Zulassung der Berufung nach AsylG verworfen wegen fristwidriger Begründung
KI-Zusammenfassung
Der Antragsteller beantragte die Zulassung der Berufung gegen ein Urteil des Verwaltungsgerichts, legte die Gründe jedoch nicht innerhalb der einmonatigen Frist nach Zustellung dar. Die Kammer verwirft den Zulassungsantrag als unzulässig und lehnt gleichzeitig die Wiedereinsetzung in den vorigen Stand mangels rechtzeitiger Tatsachendarlegung ab. Der Kläger trägt die Kosten des Zulassungsverfahrens; der Beschluss ist unanfechtbar.
Ausgang: Antrag auf Zulassung der Berufung als unzulässig verworfen, da die Zulassungsbegründung nicht fristgerecht dargelegt wurde; Wiedereinsetzung abgelehnt.
Abstrakte Rechtssätze
Die Zulassung der Berufung nach § 78 Abs. 4 AsylG ist unzulässig, wenn die für die Zulassung maßgeblichen Gründe nicht innerhalb der gesetzlich bestimmten Darlegungsfrist (ein Monat nach Zustellung des vollständigen Urteils) vorgebracht werden.
Die Frist zur Darlegung der Zulassungsgründe beginnt mit der Zustellung des vollständigen Urteils und ist nach den Vorschriften der VwGO/ZPO/BGB zu berechnen; ein nach Ablauf der Frist nachgereichter Begründungsversuch führt nicht zur Heilung der Unzulässigkeit.

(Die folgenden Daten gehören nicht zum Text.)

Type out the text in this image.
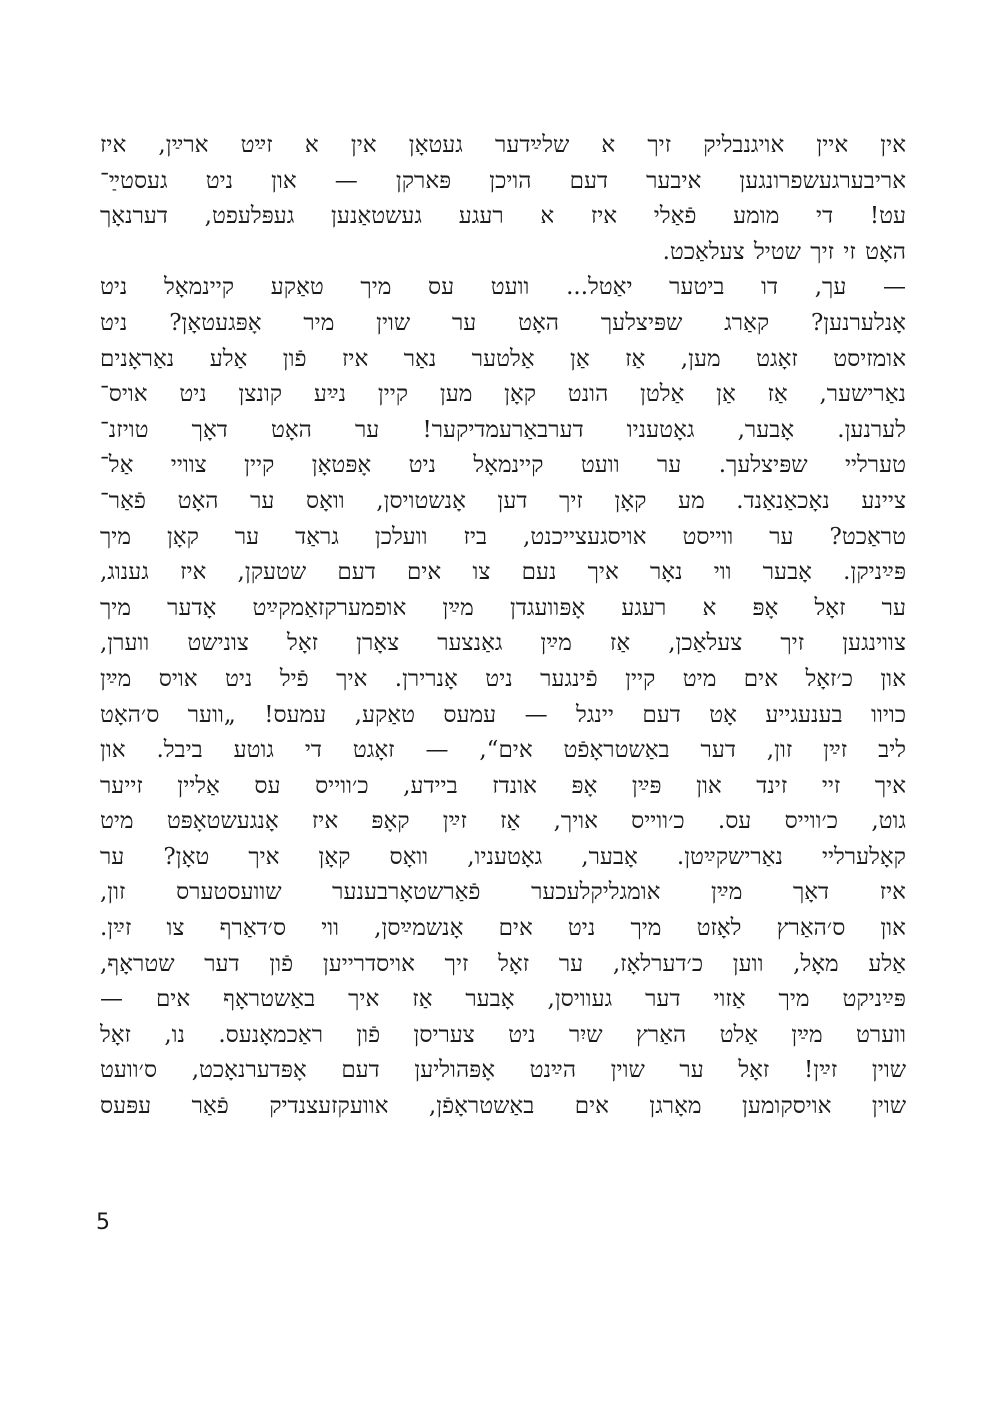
אין איין אויגנבליק זיך א שלײַדער געטאָן אין א זײַט ארײַן, איז
אריבערגעשפרונגען איבער דעם הויכן פּארקן — און ניט געסטײַ־
עט! די מומע פֿאַלי איז א רעגע געשטאַנען געפּלעפט, דערנאָך
האָט זי זיך שטיל צעלאַכט.
— עך, דו ביטער יאַטל... וועט עס מיך טאַקע קיינמאָל ניט
אָנלערנען? קאַרג שפּיצלעך האָט ער שוין מיר אָפּגעטאָן? ניט
אומזיסט זאָגט מען, אַז אַן אַלטער נאַר איז פֿון אַלע נאַראָנים
נאַרישער, אַז אַן אַלטן הונט קאָן מען קיין נײַע קונצן ניט אויס־
לערנען. אָבער, גאָטעניו דערבאַרעמדיקער! ער האָט דאָך טויזנ־
טערליי שפּיצלעך. ער וועט קיינמאָל ניט אָפּטאָן קיין צוויי אַל־
ציינע נאָכאַנאַנד. מע קאָן זיך דען אָנשטויסן, וואָס ער האָט פֿאַר־
טראַכט? ער ווייסט אויסגעצייכנט, ביז וועלכן גראַד ער קאָן מיך
פּײַניקן. אָבער ווי נאָר איך נעם צו אים דעם שטעקן, איז גענוג,
ער זאָל אָפּ א רעגע אָפּוועגדן מײַן אופמערקזאַמקײַט אָדער מיך
צווינגען זיך צעלאַכן, אַז מײַן גאַנצער צאָרן זאָל צונישט ווערן,
און כ׳זאָל אים מיט קיין פֿינגער ניט אָנרירן. איך פֿיל ניט אויס מײַן
כויוו בענעגייע אָט דעם יינגל — עמעס טאַקע, עמעס! „ווער ס׳האָט
ליב זײַן זון, דער באַשטראָפֿט אים“, — זאָגט די גוטע ביבל. און
איך זיי זינד און פּײַן אָפּ אונדז ביידע, כ׳ווייס עס אַליין זייער
גוט, כ׳ווייס עס. כ׳ווייס אויך, אַז זײַן קאָפּ איז אָנגעשטאָפּט מיט
קאָלערליי נאַרישקײַטן. אָבער, גאָטעניו, וואָס קאָן איך טאָן? ער
איז דאָך מײַן אומגליקלעכער פֿאַרשטאָרבענער שוועסטערס זון,
און ס׳האַרץ לאָזט מיך ניט אים אָנשמײַסן, ווי ס׳דאַרף צו זײַן.
אַלע מאָל, ווען כ׳דערלאָז, ער זאָל זיך אויסדרייען פֿון דער שטראָף,
פּײַניקט מיך אַזוי דער געוויסן, אָבער אַז איך באַשטראָף אים —
ווערט מײַן אַלט האַרץ שיִר ניט צעריסן פֿון ראַכמאָנעס. נו, זאָל
שוין זײַן! זאָל ער שוין הײַנט אָפּהוליען דעם אָפּדערנאָכט, ס׳וועט
שוין אויסקומען מאָרגן אים באַשטראָפֿן, אוועקזעצנדיק פֿאַר עפּעס
5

Ein Antrag auf Wiedereinsetzung in den vorigen Stand nach § 60 Abs. 2 VwGO ist nur zu gewähren, wenn der Antragssteller binnen der einschlägigen Monatsfrist die Tatsachen darlegt, aus denen sich das Hindernis und dessen Wegfall ergeben; fehlt diese substantiierte Darlegung, ist der Wiedereinsetzungsantrag zu versagen.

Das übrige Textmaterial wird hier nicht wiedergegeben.